L’octroi du capital décès au titre du régime spécial des fonctionnaires est soumis à plusieurs conditions (D. no 60-58, 11 janv. 1960, art. 7). Le fonctionnaire doit être décédé avant l’âge d’ouverture du droit à une pension de retraite fixé à l’article L. 161-17-2 du Code de la sécurité sociale. Au moment de son décès, il doit en outre occuper une position statutaire particulière. Il faut qu’il se trouve soit en activité, soit en détachement ou mis en disponibilité (CSS, art. D. 712-2 et D. 712-3). Les circonstances de la mort n’ont aucune incidence sur l’attribution du capital décès. Celui-ci est en principe égal à quatre fois le montant forfaitaire accordé en cas de décès d’un assuré du régime général (à savoir 13 600 €), quel que soit l’indice détenu par l’agent au jour de sa mort. Les indemnités perçues par le fonctionnaire ne sont pas prises en compte pour déterminer le montant du capital à verser.
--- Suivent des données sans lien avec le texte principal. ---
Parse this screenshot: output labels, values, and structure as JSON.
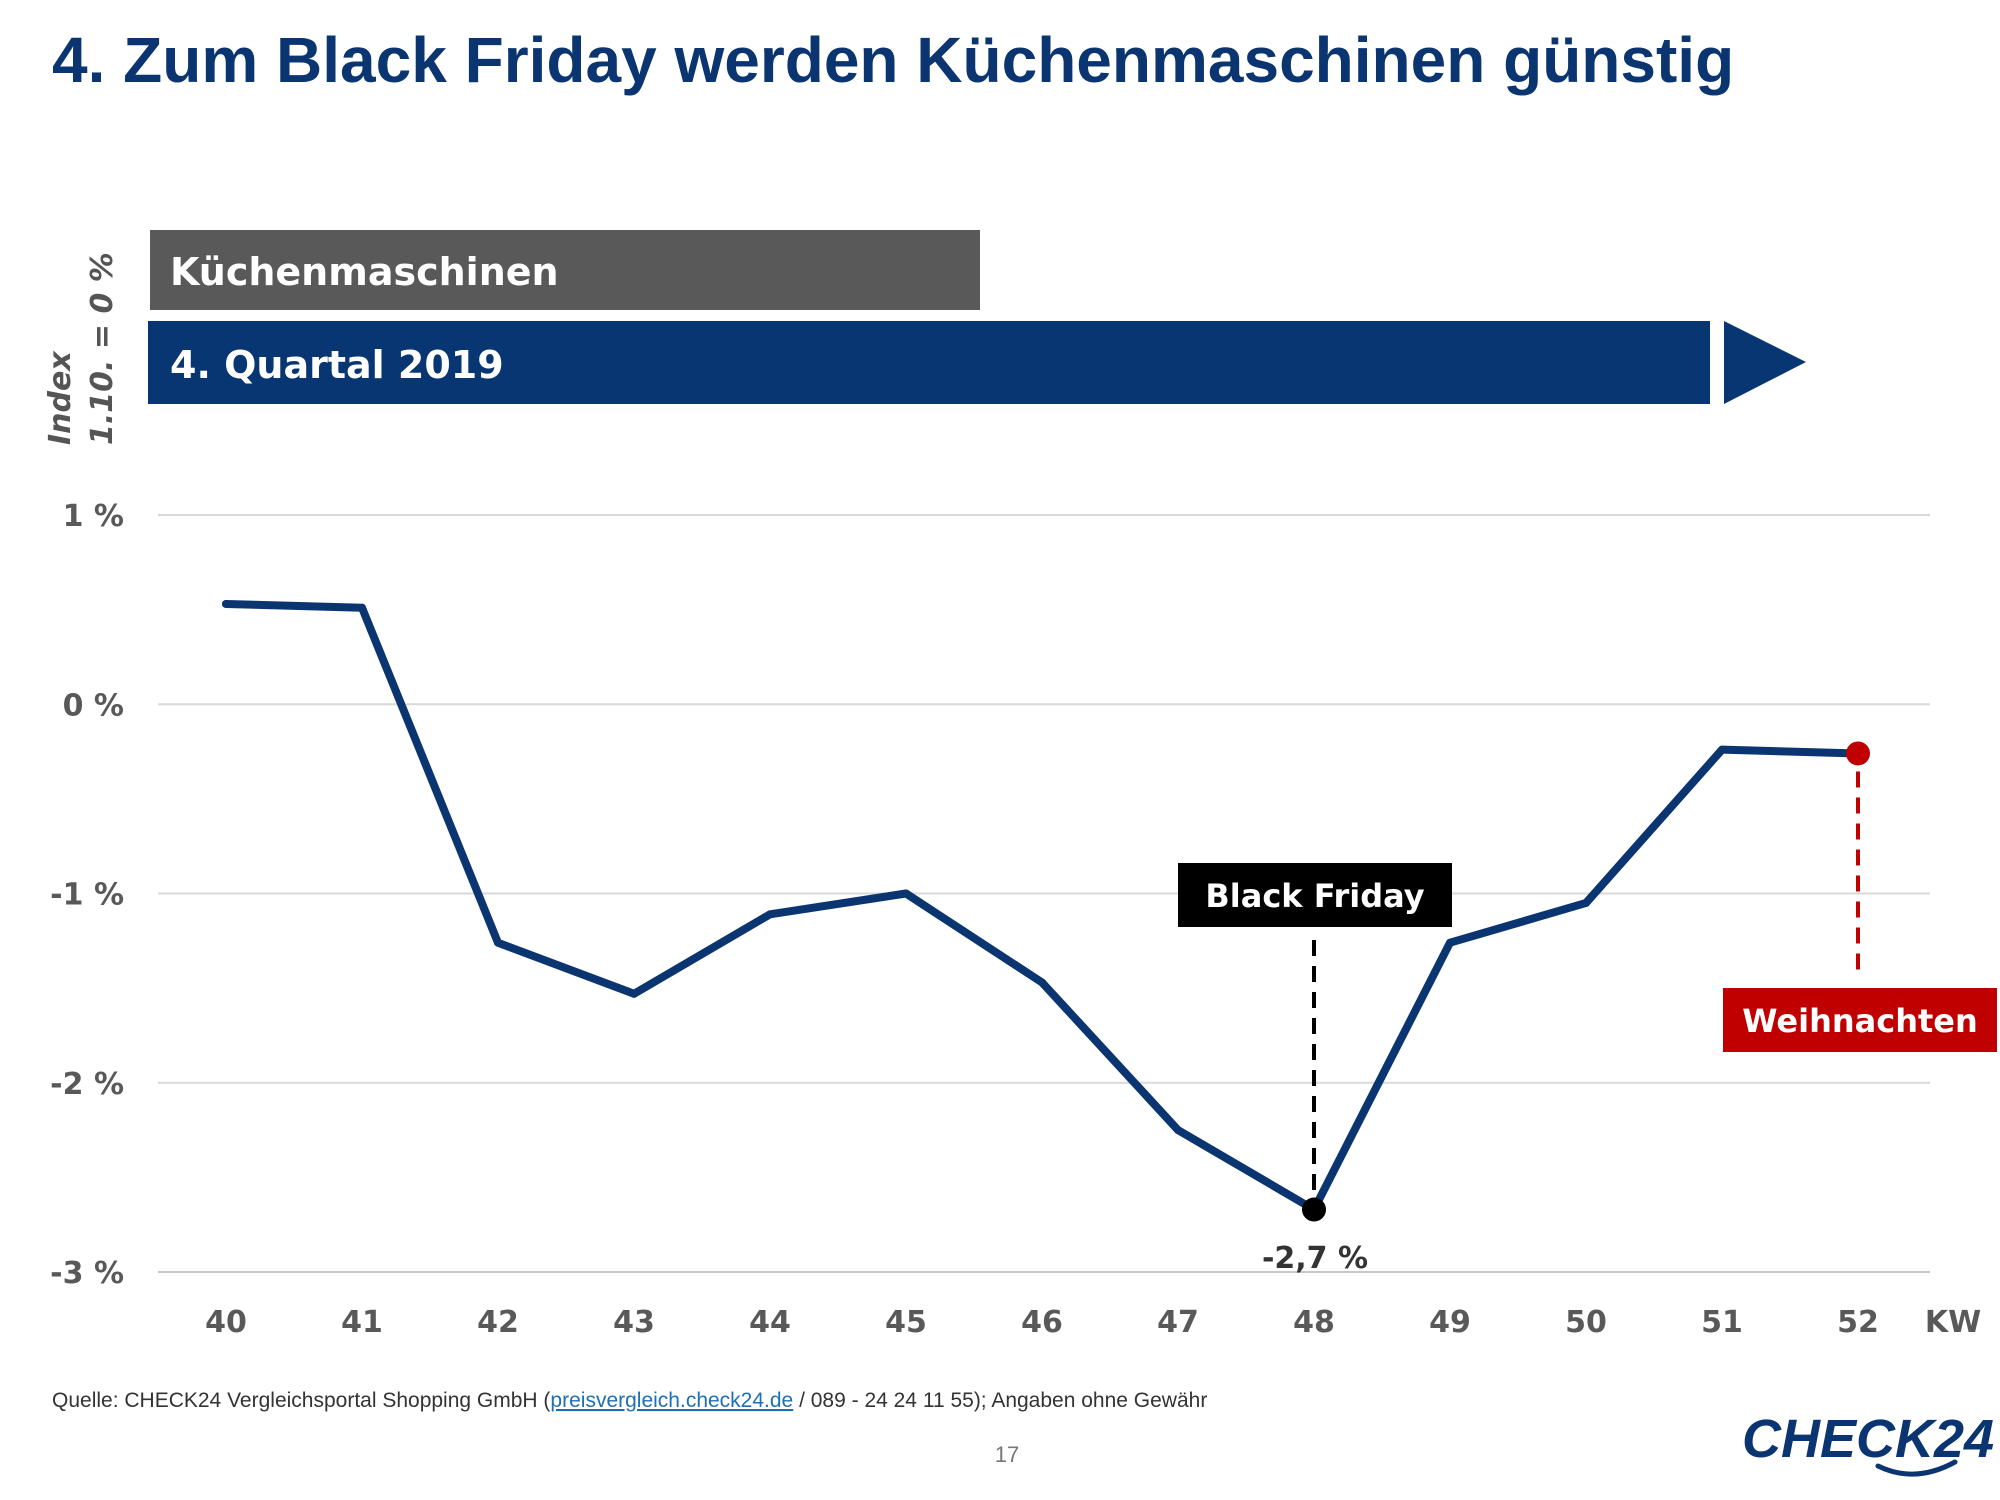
{
  "page": {
    "title": "4. Zum Black Friday werden Küchenmaschinen günstig",
    "band_category": "Küchenmaschinen",
    "band_period": "4. Quartal 2019",
    "source_prefix": "Quelle: CHECK24 Vergleichsportal Shopping GmbH (",
    "source_link": "preisvergleich.check24.de",
    "source_suffix": " / 089 - 24 24 11 55); Angaben ohne Gewähr",
    "page_number": "17",
    "logo_text": "CHECK24"
  },
  "colors": {
    "title": "#0a3571",
    "line": "#0a3571",
    "band_category": "#595959",
    "band_period": "#073672",
    "black_friday": "#000000",
    "christmas": "#c00000",
    "grid": "#d9d9d9"
  },
  "chart_data": {
    "type": "line",
    "ylabel_line1": "Index",
    "ylabel_line2": "1.10. = 0 %",
    "xlabel": "KW",
    "x": [
      40,
      41,
      42,
      43,
      44,
      45,
      46,
      47,
      48,
      49,
      50,
      51,
      52
    ],
    "series": [
      {
        "values": [
          0.53,
          0.51,
          -1.26,
          -1.53,
          -1.11,
          -1.0,
          -1.47,
          -2.25,
          -2.67,
          -1.26,
          -1.05,
          -0.24,
          -0.26
        ]
      }
    ],
    "ylim": [
      -3,
      1
    ],
    "yticks": [
      1,
      0,
      -1,
      -2,
      -3
    ],
    "ytick_labels": [
      "1 %",
      "0 %",
      "-1 %",
      "-2 %",
      "-3 %"
    ],
    "grid": true,
    "annotations": {
      "black_friday": {
        "label": "Black Friday",
        "x": 48,
        "y": -2.67,
        "value_label": "-2,7 %"
      },
      "christmas": {
        "label": "Weihnachten",
        "x": 52,
        "y": -0.26
      }
    }
  }
}
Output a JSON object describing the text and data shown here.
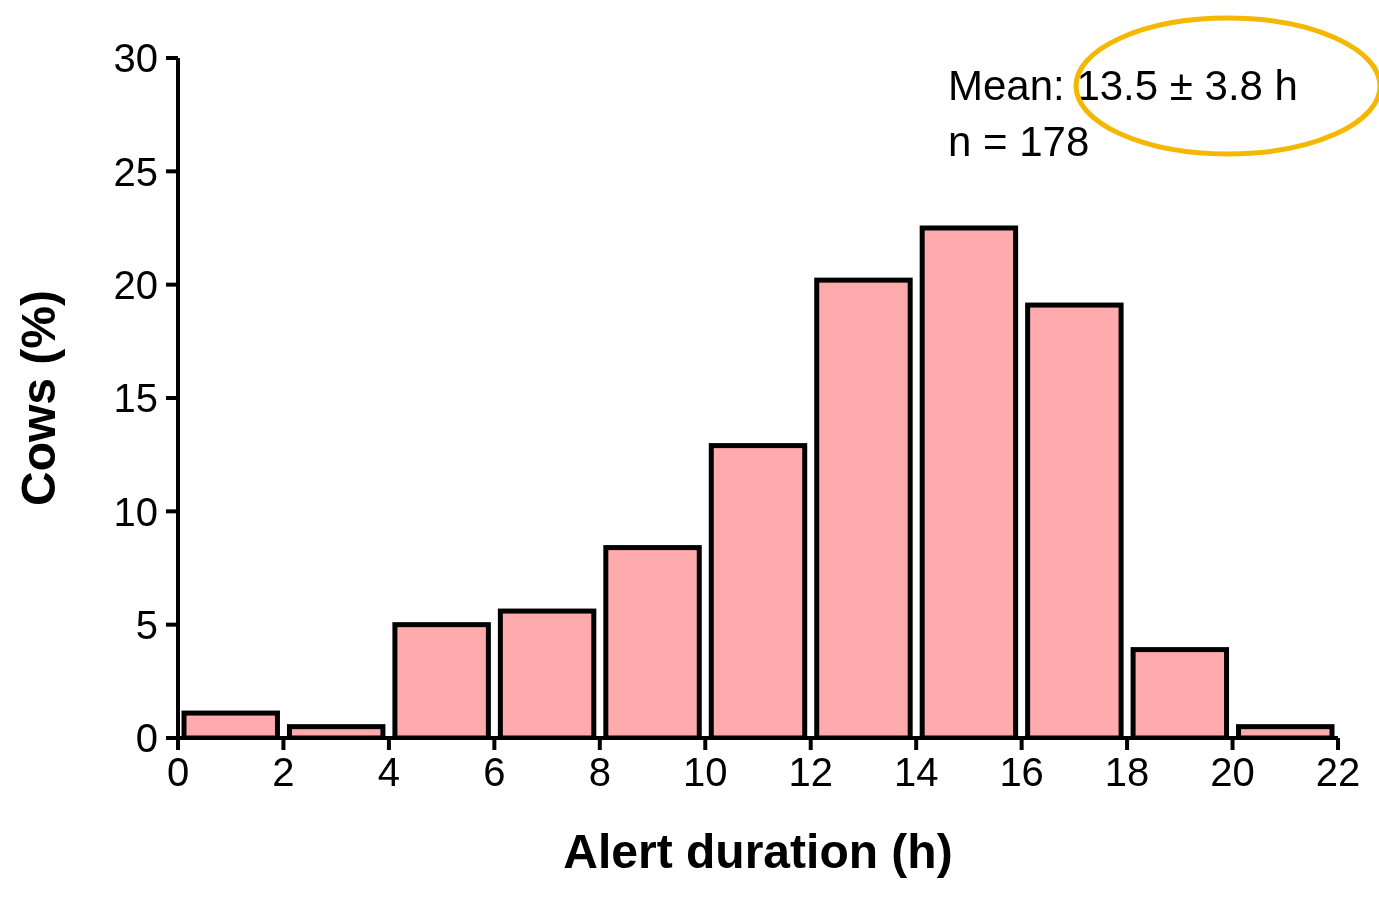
{
  "chart_data": {
    "type": "histogram",
    "xlabel": "Alert duration (h)",
    "ylabel": "Cows (%)",
    "bins": [
      0,
      2,
      4,
      6,
      8,
      10,
      12,
      14,
      16,
      18,
      20,
      22
    ],
    "values": [
      1.1,
      0.5,
      5.0,
      5.6,
      8.4,
      12.9,
      20.2,
      22.5,
      19.1,
      3.9,
      0.5
    ],
    "color": "#ffaaad",
    "xlim": [
      0,
      22
    ],
    "xticks": [
      0,
      2,
      4,
      6,
      8,
      10,
      12,
      14,
      16,
      18,
      20,
      22
    ],
    "ylim": [
      0,
      30
    ],
    "yticks": [
      0,
      5,
      10,
      15,
      20,
      25,
      30
    ],
    "annotations": [
      "Mean: 13.5 ± 3.8 h",
      "n = 178"
    ]
  }
}
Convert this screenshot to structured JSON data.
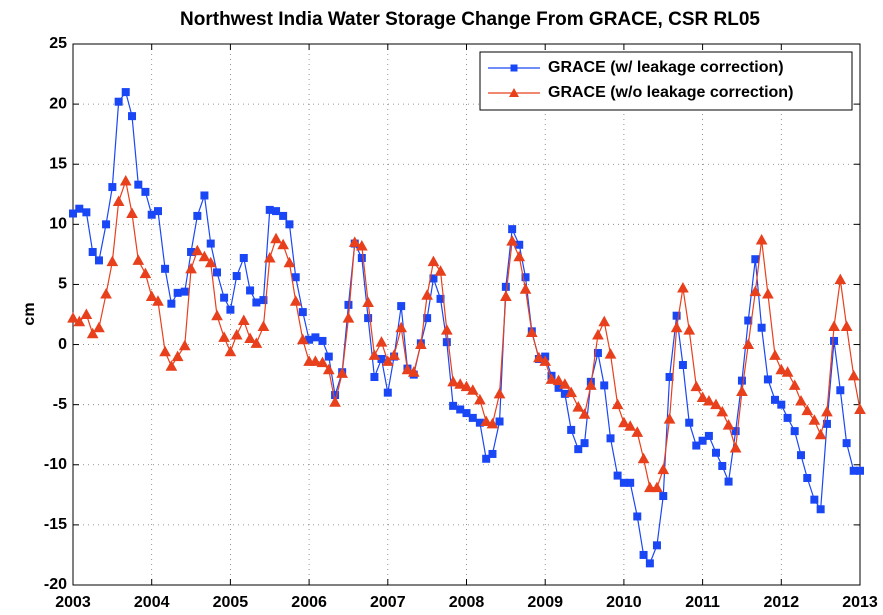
{
  "chart_data": {
    "type": "line",
    "title": "Northwest India Water Storage Change From GRACE, CSR RL05",
    "ylabel": "cm",
    "x": [
      2003,
      2003.08,
      2003.17,
      2003.25,
      2003.33,
      2003.42,
      2003.5,
      2003.58,
      2003.67,
      2003.75,
      2003.83,
      2003.92,
      2004,
      2004.08,
      2004.17,
      2004.25,
      2004.33,
      2004.42,
      2004.5,
      2004.58,
      2004.67,
      2004.75,
      2004.83,
      2004.92,
      2005,
      2005.08,
      2005.17,
      2005.25,
      2005.33,
      2005.42,
      2005.5,
      2005.58,
      2005.67,
      2005.75,
      2005.83,
      2005.92,
      2006,
      2006.08,
      2006.17,
      2006.25,
      2006.33,
      2006.42,
      2006.5,
      2006.58,
      2006.67,
      2006.75,
      2006.83,
      2006.92,
      2007,
      2007.08,
      2007.17,
      2007.25,
      2007.33,
      2007.42,
      2007.5,
      2007.58,
      2007.67,
      2007.75,
      2007.83,
      2007.92,
      2008,
      2008.08,
      2008.17,
      2008.25,
      2008.33,
      2008.42,
      2008.5,
      2008.58,
      2008.67,
      2008.75,
      2008.83,
      2008.92,
      2009,
      2009.08,
      2009.17,
      2009.25,
      2009.33,
      2009.42,
      2009.5,
      2009.58,
      2009.67,
      2009.75,
      2009.83,
      2009.92,
      2010,
      2010.08,
      2010.17,
      2010.25,
      2010.33,
      2010.42,
      2010.5,
      2010.58,
      2010.67,
      2010.75,
      2010.83,
      2010.92,
      2011,
      2011.08,
      2011.17,
      2011.25,
      2011.33,
      2011.42,
      2011.5,
      2011.58,
      2011.67,
      2011.75,
      2011.83,
      2011.92,
      2012,
      2012.08,
      2012.17,
      2012.25,
      2012.33,
      2012.42,
      2012.5,
      2012.58,
      2012.67,
      2012.75,
      2012.83,
      2012.92,
      2013
    ],
    "series": [
      {
        "name": "GRACE (w/ leakage correction)",
        "color": "#1a47f5",
        "marker": "square",
        "values": [
          10.9,
          11.3,
          11.0,
          7.7,
          7.0,
          10.0,
          13.1,
          20.2,
          21.0,
          19.0,
          13.3,
          12.7,
          10.8,
          11.1,
          6.3,
          3.4,
          4.3,
          4.4,
          7.7,
          10.7,
          12.4,
          8.4,
          6.0,
          3.9,
          2.9,
          5.7,
          7.2,
          4.5,
          3.5,
          3.7,
          11.2,
          11.1,
          10.7,
          10.0,
          5.6,
          2.7,
          0.4,
          0.6,
          0.3,
          -1.0,
          -4.2,
          -2.3,
          3.3,
          8.4,
          7.2,
          2.2,
          -2.7,
          -1.2,
          -4.0,
          -1.0,
          3.2,
          -2.0,
          -2.5,
          0.1,
          2.2,
          5.5,
          3.8,
          0.2,
          -5.1,
          -5.4,
          -5.7,
          -6.1,
          -6.5,
          -9.5,
          -9.1,
          -6.4,
          4.8,
          9.6,
          8.3,
          5.6,
          1.1,
          -1.2,
          -1.0,
          -2.6,
          -3.6,
          -4.1,
          -7.1,
          -8.7,
          -8.2,
          -3.1,
          -0.7,
          -3.4,
          -7.8,
          -10.9,
          -11.5,
          -11.5,
          -14.3,
          -17.5,
          -18.2,
          -16.7,
          -12.6,
          -2.7,
          2.4,
          -1.7,
          -6.5,
          -8.4,
          -8.0,
          -7.6,
          -9.0,
          -10.1,
          -11.4,
          -7.2,
          -3.0,
          2.0,
          7.1,
          1.4,
          -2.9,
          -4.6,
          -5.0,
          -6.1,
          -7.2,
          -9.2,
          -11.1,
          -12.9,
          -13.7,
          -6.6,
          0.3,
          -3.8,
          -8.2,
          -10.5,
          -10.5
        ]
      },
      {
        "name": "GRACE (w/o leakage correction)",
        "color": "#e8401c",
        "marker": "triangle",
        "values": [
          2.2,
          1.9,
          2.5,
          0.9,
          1.4,
          4.2,
          6.9,
          11.9,
          13.6,
          10.9,
          7.0,
          5.9,
          4.0,
          3.6,
          -0.6,
          -1.8,
          -1.0,
          -0.1,
          6.3,
          7.8,
          7.3,
          6.8,
          2.4,
          0.6,
          -0.6,
          0.8,
          2.0,
          0.5,
          0.1,
          1.5,
          7.2,
          8.8,
          8.3,
          6.8,
          3.6,
          0.4,
          -1.4,
          -1.4,
          -1.5,
          -2.1,
          -4.8,
          -2.4,
          2.2,
          8.5,
          8.2,
          3.5,
          -0.9,
          0.2,
          -1.4,
          -0.9,
          1.4,
          -2.1,
          -2.3,
          0.0,
          4.1,
          6.9,
          6.1,
          1.2,
          -3.1,
          -3.3,
          -3.5,
          -3.8,
          -4.6,
          -6.4,
          -6.6,
          -4.1,
          4.0,
          8.6,
          7.3,
          4.6,
          1.0,
          -1.1,
          -1.4,
          -2.9,
          -3.0,
          -3.3,
          -4.0,
          -5.2,
          -5.8,
          -3.4,
          0.8,
          1.9,
          -0.8,
          -5.0,
          -6.5,
          -6.8,
          -7.3,
          -9.5,
          -11.9,
          -11.9,
          -10.4,
          -6.2,
          1.4,
          4.7,
          1.2,
          -3.5,
          -4.4,
          -4.7,
          -5.0,
          -5.6,
          -6.7,
          -8.6,
          -3.9,
          0.0,
          4.4,
          8.7,
          4.2,
          -0.9,
          -2.1,
          -2.3,
          -3.4,
          -4.7,
          -5.5,
          -6.3,
          -7.5,
          -5.6,
          1.5,
          5.4,
          1.5,
          -2.6,
          -5.4
        ]
      }
    ],
    "xlim": [
      2003,
      2013
    ],
    "xticks": [
      2003,
      2004,
      2005,
      2006,
      2007,
      2008,
      2009,
      2010,
      2011,
      2012,
      2013
    ],
    "ylim": [
      -20,
      25
    ],
    "yticks": [
      -20,
      -15,
      -10,
      -5,
      0,
      5,
      10,
      15,
      20,
      25
    ],
    "grid": true,
    "legend": "upper right"
  }
}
À ce montant initial peut s’ajouter une majoration, elle aussi forfaitaire, au profit des enfants du fonctionnaire décédé, s’ils sont appelés à percevoir ou à se partager ce capital. Cette majoration est calculée à raison des trois centièmes du traitement annuel brut soumis à retenue pour pension afférent à l’indice net 450 (indice brut 585). Le bénéfice de la majoration est également ouvert aux enfants légitimes ou naturels reconnus, nés viables dans les trois cents jours du décès du fonctionnaire (CSS, art. D. 712-21).